LAFAYETTE — A turnaround at Northside High began 13 months ago and the momentum created by students and faculty to improve the school continues to grow, Principal Melinda Voorhies said.

“I think we’re way ahead of schedule,” said Voorhies about the school’s progress during the past year.

A turnaround plan — approved by the School Board in early 2012 — placed a new administrative team led by Voorhies at the school. The team quickly got behavior issues on the campus under control, which opened up opportunities to advance plans for the school, she said.

Last August, a new academy of legal studies opened that capitalized on the school’s successful mock trial team. Next August, another new academy focused on communications arts — such as radio and TV broadcasting — will begin, Voorhies said.

“Had you told me that a year ago, that we’d have another academy ... I wouldn’t have believed it,” she said. “We’re ahead of where I thought we’d be.”

The attention on the turnaround efforts also sparked more parental and community involvement, Voorhies said.

Last week, the Upper Lafayette Economic Development Foundation organized a meeting of area business owners and residents at the school. The plan was to connect the school with the community members, said Herbert Schilling, a foundation founder.

Voorhies shared with the group data on the school’s performance from 2008 until now.

The school’s performance score rose from an F to a D this year —”which was huge for us because if you’re an F school, you can get taken over by the state,” she told the group.

Since 2008, the school’s performance score has improved from a 65.9 to a 76.7 as of 2012. The improvement wasn’t far behind the district’s performance score in the same time period, which was 91.5 in 2008 and 97.6 in 2012, she said.

This year, Voorhies said, she expects the school’s accountability rating to improve to at least a C.

“I’m shooting for a B and I think we’ll get there,” she told the crowd at the Upper Lafayette meeting.

In the past year, the school offered more ACT test preparation to students, which resulted in a four-point improvement in students’ average composite score from a 13.2 in 2011 to a 17.2 in 2012, Voorhies said.

Her goal is to improve students’ ACT composite to a 20 or higher because universities have increased admission standards, she said.

“We had some athletes who couldn’t get scholarships because their ACT was not high enough,” Voorhies said.

There’s still work to do to help students academically, she said.

“Despite the growth, my big beef was we’ve got this 59 percent graduation rate and a 22 percent dropout rate. Good God, that’s horrible!” she told the crowd.

The school has worked on ways to get students interested in school through incentives for positive behavior and getting to class on time. Voorhies said she’s also empowered students by involving them in decisions, such as asking them to devise a rewards system for the school’s positive behavior program.
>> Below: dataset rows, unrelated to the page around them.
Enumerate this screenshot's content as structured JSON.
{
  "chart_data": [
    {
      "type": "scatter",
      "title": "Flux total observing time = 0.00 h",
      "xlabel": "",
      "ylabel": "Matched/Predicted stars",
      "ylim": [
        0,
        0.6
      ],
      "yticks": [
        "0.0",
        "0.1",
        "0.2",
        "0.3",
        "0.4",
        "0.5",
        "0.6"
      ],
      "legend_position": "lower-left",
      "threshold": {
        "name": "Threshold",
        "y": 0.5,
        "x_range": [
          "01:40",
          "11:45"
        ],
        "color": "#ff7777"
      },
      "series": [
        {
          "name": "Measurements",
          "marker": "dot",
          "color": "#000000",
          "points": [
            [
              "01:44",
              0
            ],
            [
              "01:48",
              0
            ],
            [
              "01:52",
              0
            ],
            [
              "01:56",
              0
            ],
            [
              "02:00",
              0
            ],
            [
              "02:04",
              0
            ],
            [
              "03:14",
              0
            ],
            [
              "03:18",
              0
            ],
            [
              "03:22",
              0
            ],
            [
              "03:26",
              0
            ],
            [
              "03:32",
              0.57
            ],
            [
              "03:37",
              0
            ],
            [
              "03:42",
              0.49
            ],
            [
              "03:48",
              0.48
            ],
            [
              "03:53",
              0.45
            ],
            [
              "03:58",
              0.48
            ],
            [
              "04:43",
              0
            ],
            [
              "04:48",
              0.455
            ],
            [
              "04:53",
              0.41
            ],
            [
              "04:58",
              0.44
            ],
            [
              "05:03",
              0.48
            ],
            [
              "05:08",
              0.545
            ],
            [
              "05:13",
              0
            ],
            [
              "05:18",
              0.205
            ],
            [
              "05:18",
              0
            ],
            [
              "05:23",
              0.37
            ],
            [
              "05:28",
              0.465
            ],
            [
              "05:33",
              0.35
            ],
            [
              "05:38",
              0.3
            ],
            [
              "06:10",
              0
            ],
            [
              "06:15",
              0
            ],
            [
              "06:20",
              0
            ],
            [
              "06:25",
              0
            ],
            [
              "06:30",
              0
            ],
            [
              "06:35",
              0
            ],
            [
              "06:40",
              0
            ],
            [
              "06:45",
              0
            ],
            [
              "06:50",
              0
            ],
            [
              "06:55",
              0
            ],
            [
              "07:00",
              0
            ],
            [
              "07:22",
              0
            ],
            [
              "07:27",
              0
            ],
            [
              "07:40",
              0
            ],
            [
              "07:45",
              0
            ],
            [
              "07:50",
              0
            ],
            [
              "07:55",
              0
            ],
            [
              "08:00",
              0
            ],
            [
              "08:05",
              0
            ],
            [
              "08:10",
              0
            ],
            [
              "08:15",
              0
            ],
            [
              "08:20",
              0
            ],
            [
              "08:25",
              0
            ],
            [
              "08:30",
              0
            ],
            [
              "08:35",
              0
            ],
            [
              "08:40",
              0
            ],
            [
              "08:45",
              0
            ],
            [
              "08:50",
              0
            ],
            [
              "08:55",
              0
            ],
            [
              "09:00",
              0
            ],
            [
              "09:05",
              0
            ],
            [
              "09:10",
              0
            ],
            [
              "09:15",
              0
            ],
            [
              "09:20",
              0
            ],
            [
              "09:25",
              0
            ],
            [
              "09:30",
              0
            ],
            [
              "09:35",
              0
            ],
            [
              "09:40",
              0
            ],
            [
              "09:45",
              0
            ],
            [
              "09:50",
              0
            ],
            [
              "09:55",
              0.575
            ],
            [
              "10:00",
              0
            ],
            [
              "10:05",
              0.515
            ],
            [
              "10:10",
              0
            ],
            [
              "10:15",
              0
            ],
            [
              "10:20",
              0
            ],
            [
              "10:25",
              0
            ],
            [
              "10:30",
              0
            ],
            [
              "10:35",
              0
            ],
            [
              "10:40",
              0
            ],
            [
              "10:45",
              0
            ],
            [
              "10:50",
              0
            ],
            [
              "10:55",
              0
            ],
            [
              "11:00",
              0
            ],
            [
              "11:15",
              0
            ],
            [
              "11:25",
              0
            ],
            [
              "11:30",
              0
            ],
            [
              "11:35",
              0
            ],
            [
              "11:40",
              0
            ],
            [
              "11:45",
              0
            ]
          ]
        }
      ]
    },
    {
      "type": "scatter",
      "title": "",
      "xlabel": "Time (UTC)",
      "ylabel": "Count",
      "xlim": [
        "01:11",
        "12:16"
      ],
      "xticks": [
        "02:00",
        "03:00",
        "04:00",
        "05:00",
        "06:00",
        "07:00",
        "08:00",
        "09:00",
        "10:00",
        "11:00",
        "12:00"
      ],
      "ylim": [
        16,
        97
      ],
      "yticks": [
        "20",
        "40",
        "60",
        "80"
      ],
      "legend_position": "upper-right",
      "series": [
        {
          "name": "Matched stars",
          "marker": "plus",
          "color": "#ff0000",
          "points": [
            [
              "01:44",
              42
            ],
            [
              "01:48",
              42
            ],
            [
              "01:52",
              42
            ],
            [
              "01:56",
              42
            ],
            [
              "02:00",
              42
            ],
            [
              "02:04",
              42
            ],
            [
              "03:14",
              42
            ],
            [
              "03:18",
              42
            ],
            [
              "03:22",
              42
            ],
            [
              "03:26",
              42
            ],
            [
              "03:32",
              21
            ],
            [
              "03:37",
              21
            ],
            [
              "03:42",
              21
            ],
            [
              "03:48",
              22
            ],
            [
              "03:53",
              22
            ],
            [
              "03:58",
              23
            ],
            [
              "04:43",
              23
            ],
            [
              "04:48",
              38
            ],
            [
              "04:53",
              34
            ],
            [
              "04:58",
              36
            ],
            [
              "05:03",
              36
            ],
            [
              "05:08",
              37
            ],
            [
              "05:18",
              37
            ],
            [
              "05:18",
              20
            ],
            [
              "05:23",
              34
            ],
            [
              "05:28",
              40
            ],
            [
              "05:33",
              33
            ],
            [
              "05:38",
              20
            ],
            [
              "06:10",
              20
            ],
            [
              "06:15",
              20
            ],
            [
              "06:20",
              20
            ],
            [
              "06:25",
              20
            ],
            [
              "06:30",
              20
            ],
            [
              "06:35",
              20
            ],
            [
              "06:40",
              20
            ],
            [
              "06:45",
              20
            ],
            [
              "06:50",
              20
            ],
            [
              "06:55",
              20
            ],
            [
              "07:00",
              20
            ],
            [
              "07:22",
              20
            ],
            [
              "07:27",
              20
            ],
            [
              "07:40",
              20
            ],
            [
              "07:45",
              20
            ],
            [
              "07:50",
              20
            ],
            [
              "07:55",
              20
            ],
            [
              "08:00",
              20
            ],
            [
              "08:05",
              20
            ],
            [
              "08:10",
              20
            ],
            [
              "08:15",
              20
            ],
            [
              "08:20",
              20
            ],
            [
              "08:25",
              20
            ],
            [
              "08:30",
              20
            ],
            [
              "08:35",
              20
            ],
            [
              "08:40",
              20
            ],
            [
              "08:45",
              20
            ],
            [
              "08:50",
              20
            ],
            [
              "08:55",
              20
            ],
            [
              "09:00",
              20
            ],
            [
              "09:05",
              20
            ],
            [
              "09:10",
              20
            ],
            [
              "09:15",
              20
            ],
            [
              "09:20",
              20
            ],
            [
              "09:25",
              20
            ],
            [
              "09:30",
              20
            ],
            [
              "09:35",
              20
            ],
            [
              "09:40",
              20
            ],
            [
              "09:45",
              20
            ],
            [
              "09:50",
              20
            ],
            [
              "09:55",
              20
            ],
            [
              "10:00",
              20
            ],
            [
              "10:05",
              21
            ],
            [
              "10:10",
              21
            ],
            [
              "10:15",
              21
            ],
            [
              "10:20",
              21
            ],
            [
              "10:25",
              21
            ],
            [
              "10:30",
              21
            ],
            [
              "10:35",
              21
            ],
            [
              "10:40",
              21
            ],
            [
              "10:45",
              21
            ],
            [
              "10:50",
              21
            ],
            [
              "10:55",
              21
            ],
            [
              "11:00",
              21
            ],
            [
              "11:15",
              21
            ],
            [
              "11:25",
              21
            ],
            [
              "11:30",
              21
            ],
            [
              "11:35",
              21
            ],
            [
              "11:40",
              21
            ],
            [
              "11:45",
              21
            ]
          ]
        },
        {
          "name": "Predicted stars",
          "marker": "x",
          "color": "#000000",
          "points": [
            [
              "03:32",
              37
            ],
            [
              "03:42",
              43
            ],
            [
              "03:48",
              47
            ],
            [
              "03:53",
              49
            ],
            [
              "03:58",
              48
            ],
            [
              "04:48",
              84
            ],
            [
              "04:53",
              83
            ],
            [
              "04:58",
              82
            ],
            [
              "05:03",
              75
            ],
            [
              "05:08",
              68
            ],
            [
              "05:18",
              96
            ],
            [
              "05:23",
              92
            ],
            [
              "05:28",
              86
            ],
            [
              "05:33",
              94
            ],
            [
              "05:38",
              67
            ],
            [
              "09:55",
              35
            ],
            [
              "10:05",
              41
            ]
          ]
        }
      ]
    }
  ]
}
The school’s Parent Teacher Organization reorganized in the past year with a focus on student success, said Vanessa Williams, PTO president. Williams’ daughter and goddaughter both attend the school.

“We’re not about bake sales. We’re about improving school performance scores,” Williams said.

The group helps fund incentives for the school’s “Viking Bucks” program, which rewards students for their good behavior.

She welcomed the community’s involvement and was encouraged by the attendance at the Upper Lafayette meeting at the school.

“More events like this are needed so we can get the word out that Northside is like any other school,” Williams said.

Williams said she also hoped some of the school’s needs for athletic facilities would find willing partners among the crowd.

The school needs a new football field, which will cost $500,000, said Trent Ellis, Northside’s athletic director. Ellis said the district will pay half the cost, if the school raises matching funds.

Other needs for the athletic department include computers for student athlete tutoring, new softball and baseball dugouts, new lockers, an activity bus, a renovation of stadium press box, and club seats for the stadium.

More athletic sponsors will have an advertising avenue through the school’s new partnership with WiFi Sports, which provides live streaming broadcasts of sporting events, Ellis said.

Community members can give of themselves, Voorhies said.

“We need you and we need you as human capital,” she said. “I can’t tell you how this warms my heart because it means you’re taking a personal interest in Northside and Upper Lafayette.”

Editor’s note: The story was changed on March 4 to correct the name of the school’s athletic director.